The man was a genius with metal.
He made blue herons in flight. Flamingos. Cranes. Owls. Robins.
He made circles, which I had requested. Plain, simple silver circles to hang on leather strips for men. I’d also had him make plain rectangles, ovals, and triangles with the centers cut out. Men want plain, I think. Masculine.
I strung the leather through them, tied the knots, added the silver clasps.
Now I needed men who wanted to wear them. I would call this the Stud Man Line.
My jewelry gave me hope.
* * *
“Why does Mom still hurt me, Dad?” I put down my mug of hot chocolate after we were done making jewelry. With my mother I needed wine; with my dad, hot chocolate. “It’s been years since she left us, but she’ll say something mean and it’ll drag me right back to being that lonely kid. Or she’ll say something rude, and I’ll let it get to me.”
“She can still hurt you because she’s your mom, Hummingbird.”
“I was a kid. A little girl. And she walked out. I barely saw her during my childhood, you know that. But I’m an adult. This pain, the anger, it should have stopped by now.”
My eyes filled up, so his did, too. When I was growing up, every time I cried, my dad cried, too. I’d feel bad because I was crying, then worse because I made my dad cry. We were a mess.
“I try to forgive her, but how do you forgive someone who walks out on a seven-year-old child, who does not feel bad about it, who will not
take responsibility for it, who can’t see your side of things, or feel apologetic or compassionate, and still says awful things sometimes?”

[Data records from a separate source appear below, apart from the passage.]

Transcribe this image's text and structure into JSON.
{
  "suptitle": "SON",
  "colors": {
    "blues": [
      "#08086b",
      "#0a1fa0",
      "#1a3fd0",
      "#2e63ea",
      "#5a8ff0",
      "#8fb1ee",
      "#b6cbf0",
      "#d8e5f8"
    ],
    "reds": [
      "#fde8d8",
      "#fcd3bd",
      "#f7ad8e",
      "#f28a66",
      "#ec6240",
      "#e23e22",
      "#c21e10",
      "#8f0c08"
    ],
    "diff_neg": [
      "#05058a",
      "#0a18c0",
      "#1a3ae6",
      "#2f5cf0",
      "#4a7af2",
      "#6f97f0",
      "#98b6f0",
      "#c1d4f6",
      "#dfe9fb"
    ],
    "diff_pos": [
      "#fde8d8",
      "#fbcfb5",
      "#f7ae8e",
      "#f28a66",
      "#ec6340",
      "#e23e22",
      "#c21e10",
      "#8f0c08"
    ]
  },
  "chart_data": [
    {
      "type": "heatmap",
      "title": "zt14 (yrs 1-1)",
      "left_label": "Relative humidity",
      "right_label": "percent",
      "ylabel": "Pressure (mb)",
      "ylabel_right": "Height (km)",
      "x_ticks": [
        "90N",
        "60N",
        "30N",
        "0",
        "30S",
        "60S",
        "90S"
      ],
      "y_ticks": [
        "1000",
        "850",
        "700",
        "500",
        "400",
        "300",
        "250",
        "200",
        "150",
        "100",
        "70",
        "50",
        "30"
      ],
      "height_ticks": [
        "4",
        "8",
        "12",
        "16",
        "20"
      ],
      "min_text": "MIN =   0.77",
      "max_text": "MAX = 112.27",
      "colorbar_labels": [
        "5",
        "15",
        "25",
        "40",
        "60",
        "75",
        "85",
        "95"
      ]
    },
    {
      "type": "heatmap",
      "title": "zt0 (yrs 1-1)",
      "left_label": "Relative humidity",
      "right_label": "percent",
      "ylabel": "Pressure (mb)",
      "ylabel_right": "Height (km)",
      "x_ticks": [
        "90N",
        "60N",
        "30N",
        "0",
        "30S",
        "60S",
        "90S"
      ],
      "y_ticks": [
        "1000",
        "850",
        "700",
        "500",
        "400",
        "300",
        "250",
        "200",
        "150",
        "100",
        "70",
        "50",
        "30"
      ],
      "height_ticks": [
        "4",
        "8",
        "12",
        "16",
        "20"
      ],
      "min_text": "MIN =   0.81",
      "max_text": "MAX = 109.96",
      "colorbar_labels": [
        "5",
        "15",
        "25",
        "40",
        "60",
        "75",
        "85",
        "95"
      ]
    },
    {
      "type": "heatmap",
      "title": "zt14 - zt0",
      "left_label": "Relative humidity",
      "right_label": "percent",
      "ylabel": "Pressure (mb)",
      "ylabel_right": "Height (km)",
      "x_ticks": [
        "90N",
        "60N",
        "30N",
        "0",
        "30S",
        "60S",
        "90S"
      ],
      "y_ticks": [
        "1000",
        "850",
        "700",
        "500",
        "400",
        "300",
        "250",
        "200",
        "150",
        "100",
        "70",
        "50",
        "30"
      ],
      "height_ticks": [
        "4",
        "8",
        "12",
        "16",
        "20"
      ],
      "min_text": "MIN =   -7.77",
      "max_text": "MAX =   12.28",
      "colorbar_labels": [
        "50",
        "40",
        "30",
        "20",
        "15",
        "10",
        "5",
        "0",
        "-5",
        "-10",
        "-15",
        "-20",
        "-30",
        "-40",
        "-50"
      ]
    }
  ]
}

“Listen, Pumpkin Pie.” He drummed his fingers on the table. “For some reason we’ve got this fad going on about forgiveness in this country. You know how I feel about chicken-squawking fads.”
I laughed through a couple of tears. “Yes, Dad, I do.”
He tapped his head. “Common sense. Now, see here. There are some things that people do to us that are unforgivable. Your mom not being in your life, that could be one of them. Our society says, ‘Forgive her. Don’t forgive her for her, forgive her for you.’”
I nodded.
“That is the biggest bunch of bull I’ve ever heard.” He brought a fist down on the table. It did not alarm me. “What that requires you to do, my hummingbird, is to sit with your mother in your head and think about what she did to you until you can forgive her. That means she’s in your life, the old hurts recirculating, the anger bubbling up like hot tar, the loneliness gutting you, causing you stress. You get stuck like a truck in the muck with that. Then this chicken-squawking fad makes you feel bad if you can’t forgive, as if it’s your fault or you’re not trying hard enough or praying enough or you’re not a forgiving person.”
I nodded my head.
“That is junk. Psychobabble junk, I call it. She was not a mother to you, and it’s impossible to reason, rationalize, or forgive that one. It would be easier to break a horse in your living room.”
“Then how do I handle her? How do I handle that relationship?”
“You choose to live in the sunshine instead.”
“What does that mean?”
“It means you don’t try to forgive her anymore. Let it go. All the negative, bad emotions she brings up in you? You shut ’em down like you’d shut a barn door. You don’t allow her to cause you more pain. You accept that what she did wasn’t acceptable. Like it’s not acceptable to treat your farm animals badly even if you are going to eat them on Sunday.”
“Okay.”
“Accept what happened. Accept that she did you wrong. Accept that she did not have the personal integrity to do the right thing. Accept that she is not willing or able to apologize, and not willing or able to take responsibility. She never will be. That’s your mother. But don’t dwell on it for one more minute, because it only brings you down. Don’t allow her to do that to you. Don’t allow her to take one more minute of your life and make it negative, or painful. Then decide how much a part of your life you want her to be.”